The big ticket items funded and listed below are dominated by medicine and biomedicine; adjusted for size, the National University of Ireland Galway is the biggest ‘winner’. The topic heading, the lead university and allocation including co-funding in millions of Euros in brackets, in rank order are: TCD Biomedical Sciences Development, Trinity College Dublin (76); UCD Science Centre, University College Dublin (54); Advancing Medicine Through Discovery, National University of Ireland Galway (33); Nano-Bioanalytical Research Facility, Dublin City University (17); Translating Biosciences into Health, University College Cork (19); Arts Humanities Social Sciences, National University of Ireland Galway (17); Environmental Health Sciences Institute, Dublin Institute for Technology (12); National Centre for Applied Materials Research, University of Limerick (12).

But other research funding streams also recognise that there is no point in innovation unless we find new and better ways to live on this planet, and there is support also for creating and enriching bridges between the policy framework, research and the generation of enterprise, with the TCD-UCD Innovation Alliance as a flagship in this regard.

While the logic for this support is compelling, it is undertaken in the teeth of the worst fiscal and banking crisis we have ever faced. Facilitated by the radar of the Irish financial regulatory system, two torpedoes from the U-boats Anglo Irish Bank and Irish Nationwide Building Society have sunk the Irish ship of State with €25 billion on board, with no prospect of salvage. And the passengers whose money it was are in lifeboats struggling to stay afloat, and survival (and possibly revenge) rather than research are their preoccupations. This means that every cent of the funding from government must be borrowed abroad, and will have to be re-paid at an interest rate that is now approaching 6 per cent.

We in the Universities must ensure that we are worthy of our hire, and that the faith shown and the investment made yield a real and enduring payback.

This will not be easy: there is a hollowing out underway as reduced caps on personnel and associated restrictions on recruitment, leakage of talent abroad, and inability to hold onto temporary hires of quality so as to avoid contracts of indefinite duration, take hold; reduced funding for students, difficulties in the enterprise sector which makes it more challenging to secure complementary funding, the need to recognise and reward innovation and enterprise creation while at the same time maintaining the core functions of knowledge creation for its own sake and teaching, all make the task challenging.

And successful research management itself is an art that not many fully master.  Max Peruz, who won the Nobel Prize in Chemistry in 1982, is recognised as perhaps the most successful research manager the world has ever seen. He founded the Laboratory of Molecular Biology (LMB) at Cambridge University, and under his influence Francis Crick, Jim Watson, John Kendrew, Fred Sanger, Sydney Brenner, John Sulston, Aaron Klug and Bob Horvitz carried out work that won them science’s ultimate accolade.

He explained his success as follows: ‘Use only the gentlest of touches on the tiller.
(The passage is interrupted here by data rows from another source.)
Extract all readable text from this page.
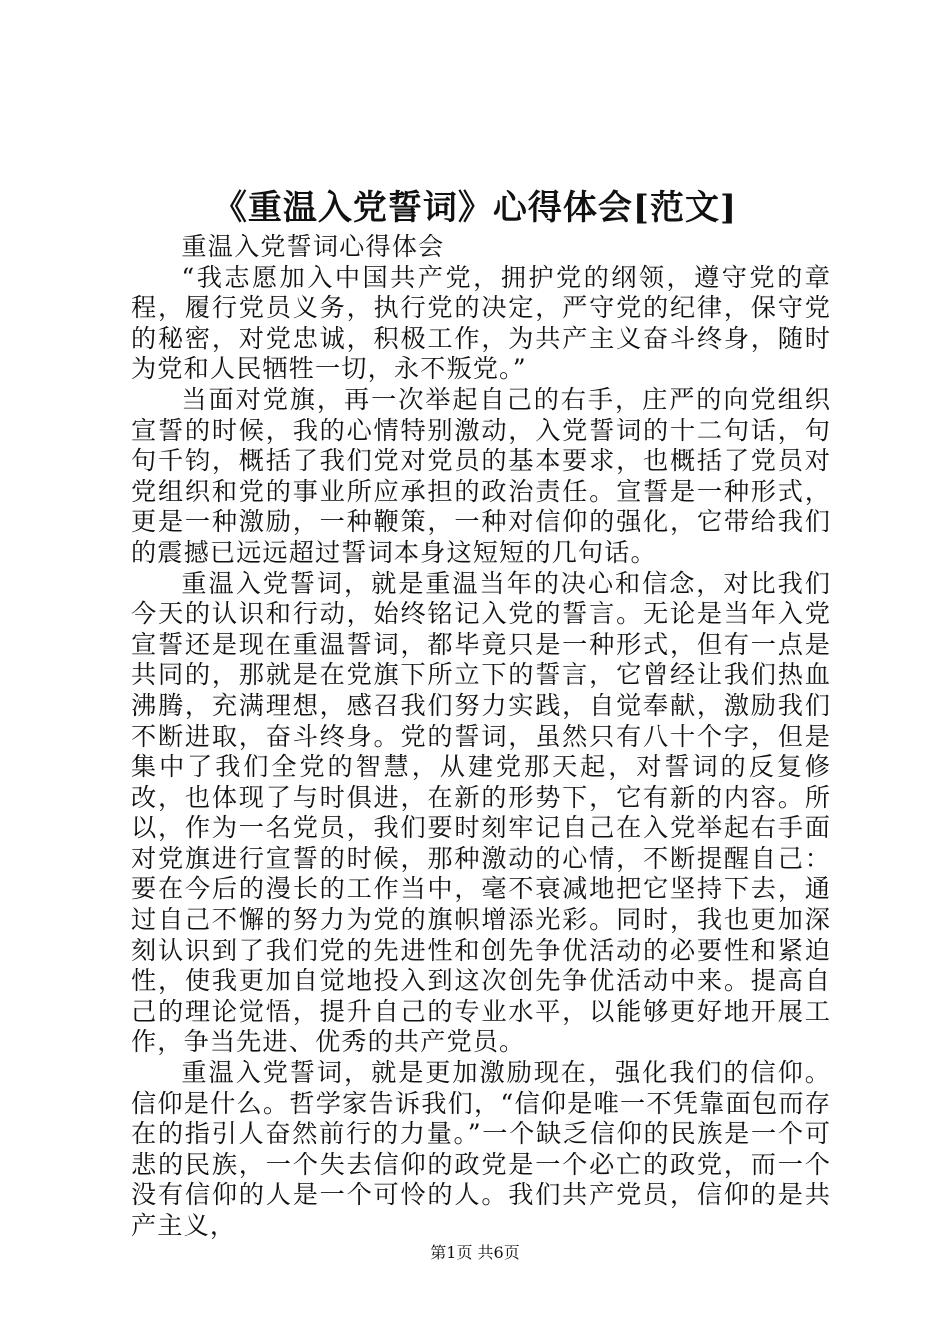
《重温入党誓词》心得体会[范文]

重温入党誓词心得体会

“我志愿加入中国共产党，拥护党的纲领，遵守党的章程，履行党员义务，执行党的决定，严守党的纪律，保守党的秘密，对党忠诚，积极工作，为共产主义奋斗终身，随时为党和人民牺牲一切，永不叛党。”

当面对党旗，再一次举起自己的右手，庄严的向党组织宣誓的时候，我的心情特别激动，入党誓词的十二句话，句句千钧，概括了我们党对党员的基本要求，也概括了党员对党组织和党的事业所应承担的政治责任。宣誓是一种形式，更是一种激励，一种鞭策，一种对信仰的强化，它带给我们的震撼已远远超过誓词本身这短短的几句话。

重温入党誓词，就是重温当年的决心和信念，对比我们今天的认识和行动，始终铭记入党的誓言。无论是当年入党宣誓还是现在重温誓词，都毕竟只是一种形式，但有一点是共同的，那就是在党旗下所立下的誓言，它曾经让我们热血沸腾，充满理想，感召我们努力实践，自觉奉献，激励我们不断进取，奋斗终身。党的誓词，虽然只有八十个字，但是集中了我们全党的智慧，从建党那天起，对誓词的反复修改，也体现了与时俱进，在新的形势下，它有新的内容。所以，作为一名党员，我们要时刻牢记自己在入党举起右手面对党旗进行宣誓的时候，那种激动的心情，不断提醒自己：要在今后的漫长的工作当中，毫不衰减地把它坚持下去，通过自己不懈的努力为党的旗帜增添光彩。同时，我也更加深刻认识到了我们党的先进性和创先争优活动的必要性和紧迫性，使我更加自觉地投入到这次创先争优活动中来。提高自己的理论觉悟，提升自己的专业水平，以能够更好地开展工作，争当先进、优秀的共产党员。

重温入党誓词，就是更加激励现在，强化我们的信仰。信仰是什么。哲学家告诉我们，“信仰是唯一不凭靠面包而存在的指引人奋然前行的力量。”一个缺乏信仰的民族是一个可悲的民族，一个失去信仰的政党是一个必亡的政党，而一个没有信仰的人是一个可怜的人。我们共产党员，信仰的是共产主义，

第1页 共6页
Creativity in science, as in arts, cannot be organised. It arises spontaneously from individual talent. Well-run laboratories can foster it, but hierarchical organisation, inflexible bureaucratic rules and mountains of futile paperwork can kill it.’

So the challenge is great. But in these incredibly difficult times, we have been given the opportunity to show that we can meet it. For which we say thanks.